In [1]:
import requests
from bs4 import BeautifulSoup
import re
import time
import csv
from datetime import datetime
import pandas as pd
import json
import logging
from pathlib import Path
from requests.adapters import HTTPAdapter
from urllib3.util.retry import Retry

In [2]:
BASE_URL = "https://ukraina.ru/interview/"
LOAD_MORE_URL = "https://ukraina.ru/services/interview/more.html"

def parse_articles(soup):
    articles = []
    for item in soup.select('div.list-item'):
        title_tag = item.select_one('a.list-item__title')
        if not title_tag:
            continue
        title = title_tag.text.strip()
        link = title_tag['href']
        author_tag = item.select_one('a.list-item__author b.list-item__author-title')
        author = author_tag.text.strip() if author_tag else ''
        date_tag = item.select_one('div.list-item__date')
        date_str = date_tag.text.strip() if date_tag else ''
        articles.append({
            'title': title,
            'link': "https://ukraina.ru" + link,
            'author': author,
            'date_str': date_str
        })

    return articles

def get_last_article_id_date(articles):
    if not articles:
        print("Liste d'articles vide dans get_last_article_id_date.")
        return None, None
    last_article = articles[-1]
    link = last_article['link']
    print("Extraction id/date du lien :", link)
    m = re.search(r'/(\d{8})/(?:[^/]+-)?(\d+)\.html', link)
    if m:
        date_str = m.group(1)
        id_str = m.group(2)
        print(f"Extrait id={id_str}, date={date_str}")
        return id_str, date_str
    print("Échec extraction id/date pour ce lien.")
    return None, None

def save_csv(filename, articles):
    with open(filename, "w", encoding="utf-8-sig", newline="") as f:
        writer = csv.DictWriter(f, fieldnames=["title", "link", "author", "date_str"])
        writer.writeheader()
        for art in articles:
            writer.writerow(art)
    print(f"Articles sauvegardés dans {filename}, total : {len(articles)}")


def main():
    session = requests.Session()
    retries = Retry(total=5, backoff_factor=1, status_forcelist=[500, 502, 503, 504])
    adapter = HTTPAdapter(max_retries=retries)
    session.mount("http://", adapter)
    session.mount("https://", adapter)

    headers = {
        "User-Agent": "Mozilla/5.0",
        "x-requested-with": "XMLHttpRequest",
    }

    print("Chargement initial...")
    r = session.get(BASE_URL, headers=headers)
    soup = BeautifulSoup(r.text, 'html.parser')
    all_articles = parse_articles(soup)
    print(f"Articles initiaux récupérés : {len(all_articles)}")

    if all_articles:
        print("Dernier lien article initial :", all_articles[-1]['link'])

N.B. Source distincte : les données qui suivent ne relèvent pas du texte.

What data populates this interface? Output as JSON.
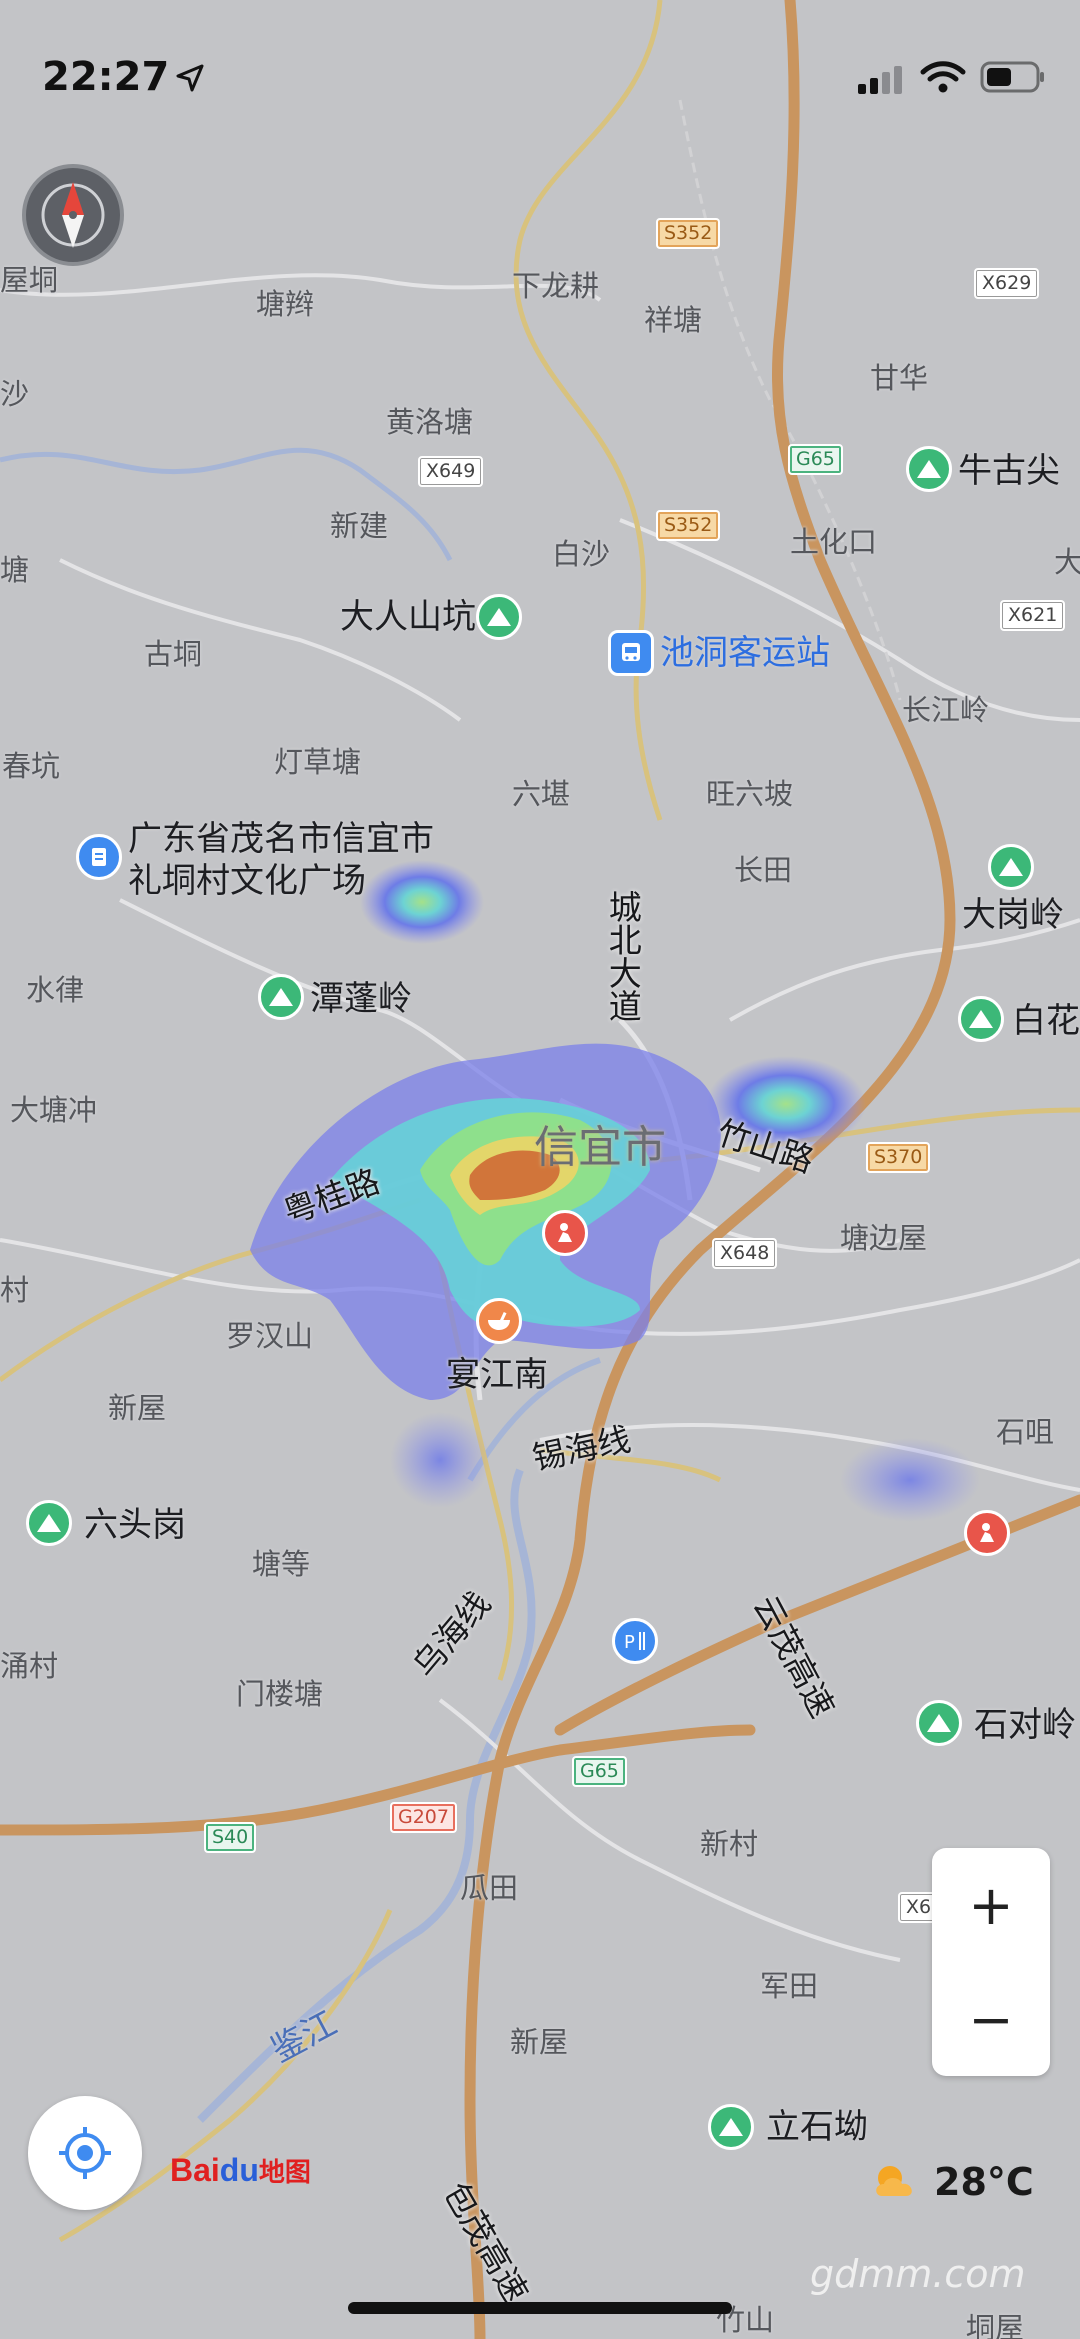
{
  "status": {
    "time": "22:27"
  },
  "colors": {
    "land": "#c3c4c7",
    "expressway": "#c9955f",
    "road": "#e4e4e6",
    "river": "#a6b5d6",
    "accent": "#3f8bf0"
  },
  "labels": {
    "wutang": "塘辫",
    "xialonggeng": "下龙耕",
    "xiangtang": "祥塘",
    "ganhua": "甘华",
    "huangluotang": "黄洛塘",
    "niugudui": "牛古尖",
    "xinjian": "新建",
    "baisha": "白沙",
    "tuhuakou": "土化口",
    "darenshankeng": "大人山坑",
    "chidongkeyunzhan": "池洞客运站",
    "gukeng": "古垌",
    "changjiangling": "长江岭",
    "chunkeng": "春坑",
    "dengcaotang": "灯草塘",
    "liukan": "六堪",
    "wangliupo": "旺六坡",
    "guangdong_square_1": "广东省茂名市信宜市",
    "guangdong_square_2": "礼垌村文化广场",
    "changtian": "长田",
    "dagangling": "大岗岭",
    "shuilv": "水律",
    "tanpengling": "潭蓬岭",
    "baihua": "白花",
    "datangchong": "大塘冲",
    "xinyishi": "信宜市",
    "tangbianwu": "塘边屋",
    "luohanshan": "罗汉山",
    "xinwu": "新屋",
    "yanjiangnan": "宴江南",
    "shitan": "石咀",
    "liutougang": "六头岗",
    "tangdeng": "塘等",
    "menloutang": "门楼塘",
    "shiduiling": "石对岭",
    "xincun": "新村",
    "guatian": "瓜田",
    "juntian": "军田",
    "xinwu2": "新屋",
    "lishiao": "立石坳",
    "zhushan": "竹山",
    "tongwu": "垌屋",
    "jianjiang": "鉴江",
    "left1": "屋垌",
    "left2": "沙",
    "left3": "塘",
    "left4": "村",
    "left5": "涌村",
    "right1": "大"
  },
  "roads": {
    "chengbei": "城北大道",
    "zhushanlu": "竹山路",
    "yueguilu": "粤桂路",
    "xihaixian": "锡海线",
    "wuhaixian": "乌海线",
    "yunmao": "云茂高速",
    "baomao": "包茂高速"
  },
  "shields": {
    "s352a": "S352",
    "x629": "X629",
    "g65a": "G65",
    "x649": "X649",
    "s352b": "S352",
    "x621": "X621",
    "s370": "S370",
    "x648": "X648",
    "g65b": "G65",
    "s40": "S40",
    "g207": "G207",
    "x6xx": "X6"
  },
  "controls": {
    "zoom_in": "+",
    "zoom_out": "−"
  },
  "logo": {
    "bai": "Bai",
    "du": "du",
    "ditu": "地图"
  },
  "weather": {
    "temp": "28°C",
    "icon": "partly-cloudy-icon"
  },
  "watermark": "gdmm.com"
}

    id_param, date_param = get_last_article_id_date(all_articles)
    if not id_param or not date_param:
        print("Impossible d'extraire id/date du dernier article initial, arrêt.")
        return

    params = {"id": id_param, "date": date_param}

    while True:
        print(f"Chargement articles suivants avec id={params['id']} date={params['date']} ...")
        try:
            resp = session.get(LOAD_MORE_URL, headers=headers, params=params, timeout=10)
            resp.raise_for_status()
        except requests.exceptions.RequestException as e:
            print(f"Erreur réseau : {e}, tentative de nouvelle requête après pause...")
            time.sleep(5)
            continue

        if not resp.text.strip():
            print("Plus d'articles trouvés via l'API ou réponse vide, fin.")
            break

        soup_next = BeautifulSoup(resp.text, 'html.parser')
        new_articles = parse_articles(soup_next)
        if not new_articles:
            print("Aucun nouvel article récupéré, fin.")
            break

        links_seen = set(a['link'] for a in all_articles)
        new_articles_filtered = [a for a in new_articles if a['link'] not in links_seen]
        if not new_articles_filtered:
            print("Tous les articles suivants sont déjà récupérés, fin.")
            break

        all_articles.extend(new_articles_filtered)
        print(f"Total articles récupérés : {len(all_articles)}")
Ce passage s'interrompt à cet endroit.